From the file:
This code implements a safer random() method that is seeded from screen width/height and (presumably random/unguessable) mouse movement, in an effort to create a better seed for random().
Its aim is to solve the problem of gadgets that are relying on secret RPC tokens to validate identity.
Aren't there a lot of patterns on how we interact with an interface?
For example, most people on facebook move their pointers to check their notifications/new messages/friend requests. Wouldn't that produce a lot of "not so random" random numbers?
(I am not looking to start a conversation on how random random numbers are, just curious on why they used this specific technique)
This is a very good paper, but it seems to approach mouse tracking specifically from the search perspective. Perhaps not extremely pertinent, but still super interesting.
I've always been a fan of using electronic noise. It's not complicated to build a device which does this. Weekend project to "hello world" scale if you're not too picky about specifics.
Easiest way is probably with a webcam, which will also give you a pretty good bitrate. The general schema is to read out the bias noise. You do this by blocking out any incoming light to get dark noise + bias noise. Dark noise is an assumed static shift due to CCD characteristics, so read N frames of this and look for the median signal. Subtract that off and you've got the bias, or at least something that's close enough for a weekend project.
Better version, start reading up on the math of noise sources in whatever device you want to use for a sensor. Also do an analysis of N samples to see how close the result comes to the expectation value given the type of noise involved and what deviation is expected at N samples.
The general idea is that there are many noise sources which technology normally needs to route around. To find random number sources, you reverse this.
Even something as simple as packet latency is really hard to get from JS. the timing functions you get from the browser are way too low resolution. Also the only network latency you can test for is doing an xmlhttp request as that's the only way o do any network communication (minus web sockets which arent generally available)
Aside of that, you get no direct hardware access to measure and even if you would, there is still the timer resolution problem.
Very recent browsers provide an API to get strong random numbers, but this is even less widely available than web sockets.
So either you take the mouse movement or you use something like Java or Flash, or you use bad numbers.

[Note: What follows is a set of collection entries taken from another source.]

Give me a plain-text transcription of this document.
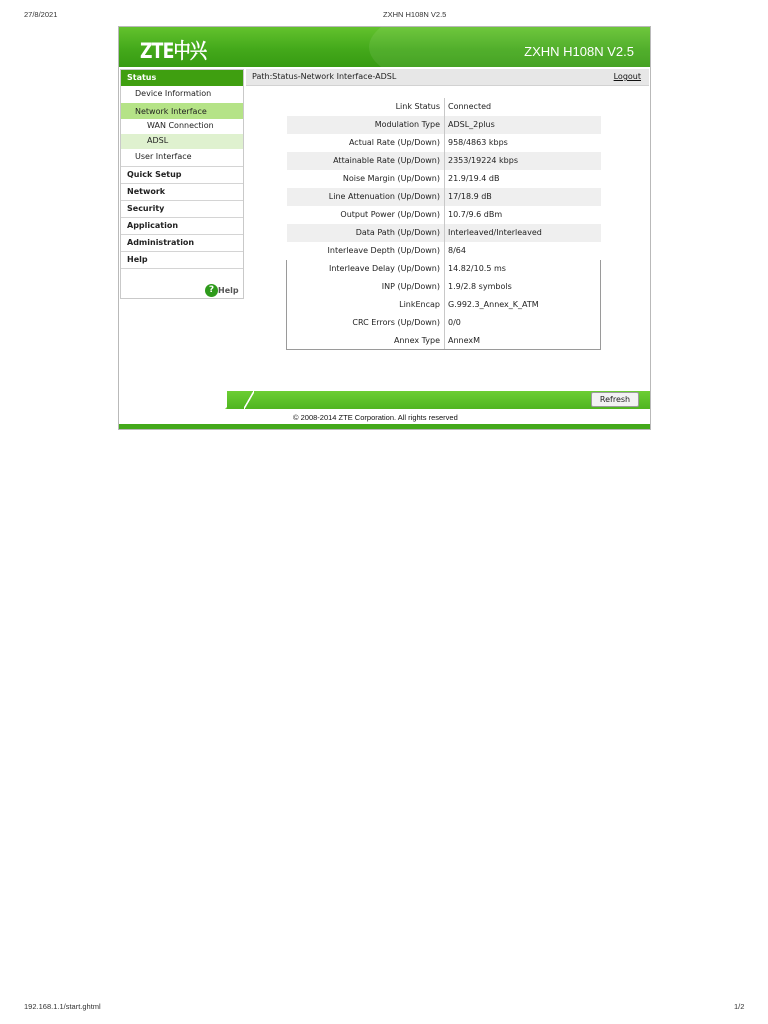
27/8/2021	ZXHN H108N V2.5
ZTE中兴	ZXHN H108N V2.5
Status
Device Information
Network Interface
WAN Connection
ADSL
User Interface
Quick Setup
Network
Security
Application
Administration
Help
? Help
Path:Status-Network Interface-ADSL	Logout
Link Status	Connected
Modulation Type	ADSL_2plus
Actual Rate (Up/Down)	958/4863 kbps
Attainable Rate (Up/Down)	2353/19224 kbps
Noise Margin (Up/Down)	21.9/19.4 dB
Line Attenuation (Up/Down)	17/18.9 dB
Output Power (Up/Down)	10.7/9.6 dBm
Data Path (Up/Down)	Interleaved/Interleaved
Interleave Depth (Up/Down)	8/64
Interleave Delay (Up/Down)	14.82/10.5 ms
INP (Up/Down)	1.9/2.8 symbols
LinkEncap	G.992.3_Annex_K_ATM
CRC Errors (Up/Down)	0/0
Annex Type	AnnexM
Refresh
© 2008-2014 ZTE Corporation. All rights reserved
192.168.1.1/start.ghtml	1/2
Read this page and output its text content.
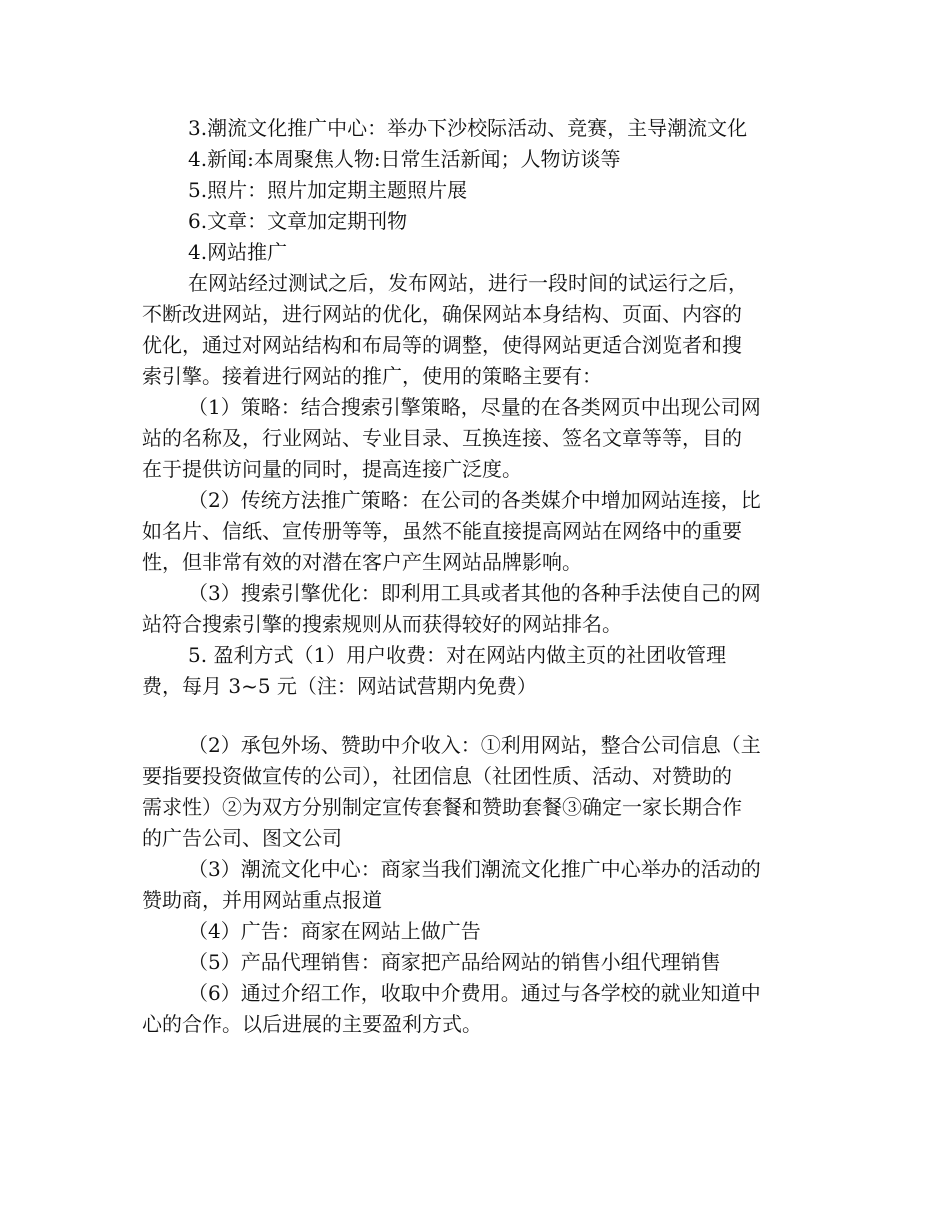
3.潮流文化推广中心：举办下沙校际活动、竞赛，主导潮流文化
4.新闻:本周聚焦人物:日常生活新闻；人物访谈等
5.照片：照片加定期主题照片展
6.文章：文章加定期刊物
4.网站推广
在网站经过测试之后，发布网站，进行一段时间的试运行之后，
不断改进网站，进行网站的优化，确保网站本身结构、页面、内容的
优化，通过对网站结构和布局等的调整，使得网站更适合浏览者和搜
索引擎。接着进行网站的推广，使用的策略主要有：
（1）策略：结合搜索引擎策略，尽量的在各类网页中出现公司网
站的名称及，行业网站、专业目录、互换连接、签名文章等等，目的
在于提供访问量的同时，提高连接广泛度。
（2）传统方法推广策略：在公司的各类媒介中增加网站连接，比
如名片、信纸、宣传册等等，虽然不能直接提高网站在网络中的重要
性，但非常有效的对潜在客户产生网站品牌影响。
（3）搜索引擎优化：即利用工具或者其他的各种手法使自己的网
站符合搜索引擎的搜索规则从而获得较好的网站排名。
5. 盈利方式（1）用户收费：对在网站内做主页的社团收管理
费，每月 3~5 元（注：网站试营期内免费）
（2）承包外场、赞助中介收入：①利用网站，整合公司信息（主
要指要投资做宣传的公司），社团信息（社团性质、活动、对赞助的
需求性）②为双方分别制定宣传套餐和赞助套餐③确定一家长期合作
的广告公司、图文公司
（3）潮流文化中心：商家当我们潮流文化推广中心举办的活动的
赞助商，并用网站重点报道
（4）广告：商家在网站上做广告
（5）产品代理销售：商家把产品给网站的销售小组代理销售
（6）通过介绍工作，收取中介费用。通过与各学校的就业知道中
心的合作。以后进展的主要盈利方式。
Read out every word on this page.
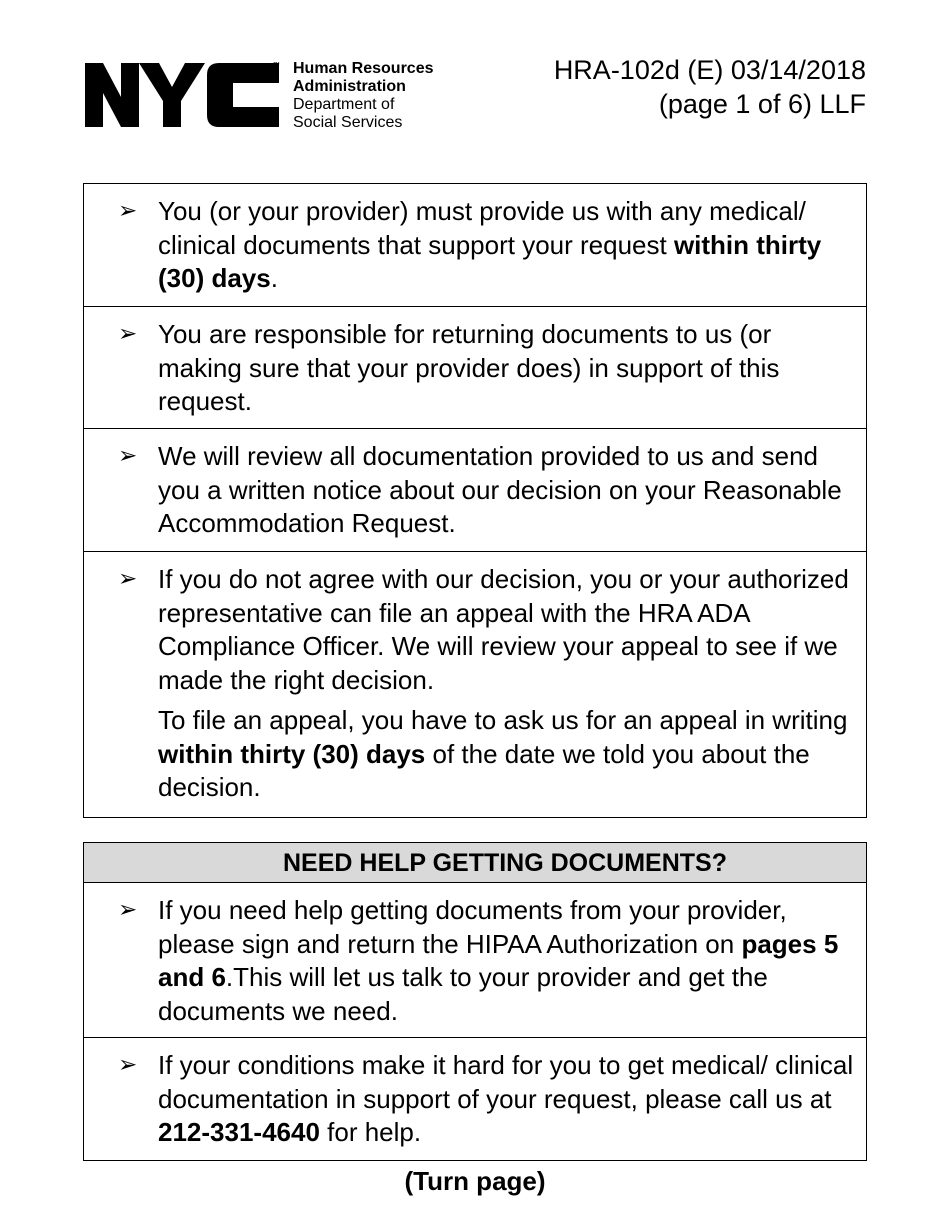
™ Human Resources
Administration
Department of
Social Services
HRA-102d (E) 03/14/2018
(page 1 of 6) LLF
➢ You (or your provider) must provide us with any medical/ clinical documents that support your request within thirty (30) days.

➢ You are responsible for returning documents to us (or making sure that your provider does) in support of this request.

➢ We will review all documentation provided to us and send you a written notice about our decision on your Reasonable Accommodation Request.

➢ If you do not agree with our decision, you or your authorized representative can file an appeal with the HRA ADA Compliance Officer. We will review your appeal to see if we made the right decision.

To file an appeal, you have to ask us for an appeal in writing within thirty (30) days of the date we told you about the decision.

NEED HELP GETTING DOCUMENTS?
➢ If you need help getting documents from your provider, please sign and return the HIPAA Authorization on pages 5 and 6.This will let us talk to your provider and get the documents we need.

➢ If your conditions make it hard for you to get medical/ clinical documentation in support of your request, please call us at 212-331-4640 for help.

(Turn page)
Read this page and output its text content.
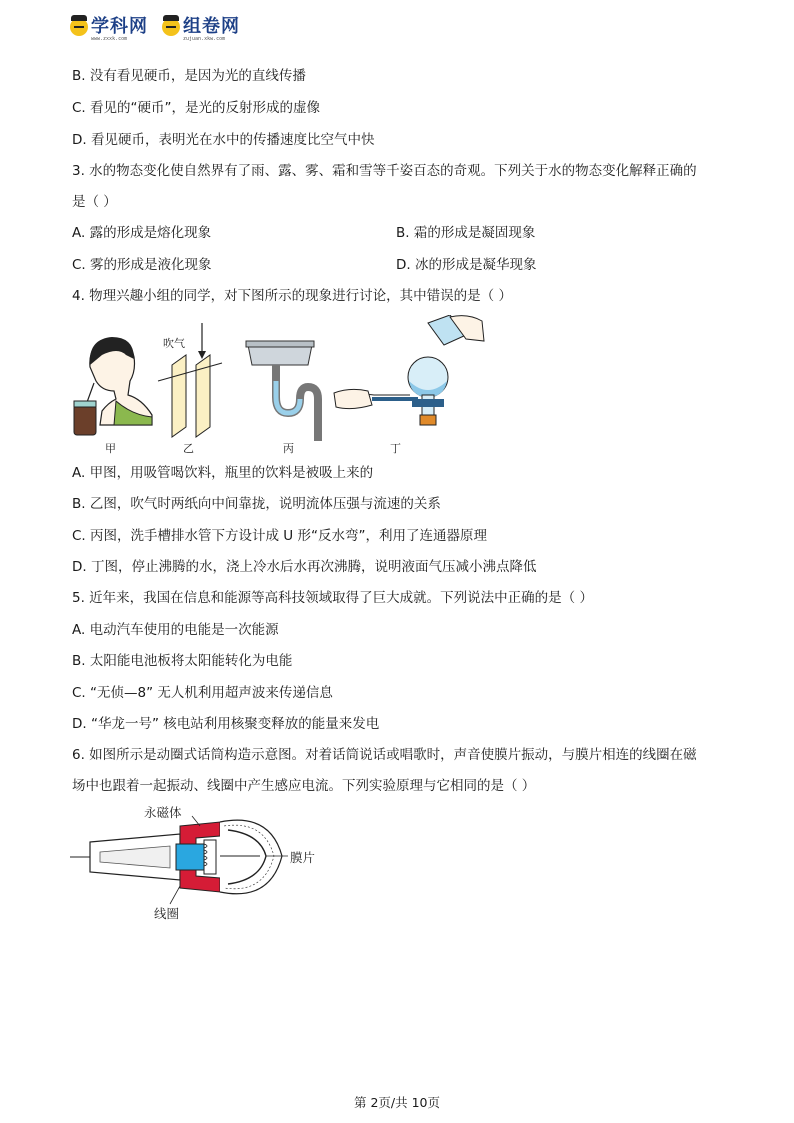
学科网
www.zxxk.com
组卷网
zujuan.xkw.com
B. 没有看见硬币，是因为光的直线传播
C. 看见的“硬币”，是光的反射形成的虚像
D. 看见硬币，表明光在水中的传播速度比空气中快
3. 水的物态变化使自然界有了雨、露、雾、霜和雪等千姿百态的奇观。下列关于水的物态变化解释正确的
是（ ）
A. 露的形成是熔化现象	B. 霜的形成是凝固现象
C. 雾的形成是液化现象	D. 冰的形成是凝华现象
4. 物理兴趣小组的同学，对下图所示的现象进行讨论，其中错误的是（ ）
吹气
甲	乙	丙	丁
A. 甲图，用吸管喝饮料，瓶里的饮料是被吸上来的
B. 乙图，吹气时两纸向中间靠拢，说明流体压强与流速的关系
C. 丙图，洗手槽排水管下方设计成 U 形“反水弯”，利用了连通器原理
D. 丁图，停止沸腾的水，浇上冷水后水再次沸腾，说明液面气压减小沸点降低
5. 近年来，我国在信息和能源等高科技领域取得了巨大成就。下列说法中正确的是（ ）
A. 电动汽车使用的电能是一次能源
B. 太阳能电池板将太阳能转化为电能
C. “无侦—8” 无人机利用超声波来传递信息
D. “华龙一号” 核电站利用核聚变释放的能量来发电
6. 如图所示是动圈式话筒构造示意图。对着话筒说话或唱歌时，声音使膜片振动，与膜片相连的线圈在磁
场中也跟着一起振动、线圈中产生感应电流。下列实验原理与它相同的是（ ）
永磁体
膜片
线圈
第 2页/共 10页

> * the timing functions you get from the browser are way too low resolution.*
The JS time function returns epoch milliseconds, not seconds. At the scale of network latency (hundreds if not thousands of milliseconds), the lower order bits should be effectively uniformly distributed. Resolution isn't your problem, the number of usable bits per network call is.
The problem is that the JS engines in browsers rely on not-so-sophisticated APIs to get to their millisecond values. This means that yes, you do get time in milliseconds, but the value is only updated every 40 to 100 ms
obsessive correction of small, largely irrelevant detail (while upvoting in general agreement): what you subtract (the constant shift, which actually does have some structure) is the bias. what you're left with is the dark noise.
you could also point the camera at a flat white surface - that would give you a lot more noise (so much you probably don't need to worry about subtracting anything, if you just take the least significant bits from each pixel)
[i hope i'm right - i wrote astronomy image reducing software for a living]
Seems like overall, it's definitely code to help thwart gaming of the +1 system, as there is already a cottage industry that offers (presumably) automated +1 clicking services for money.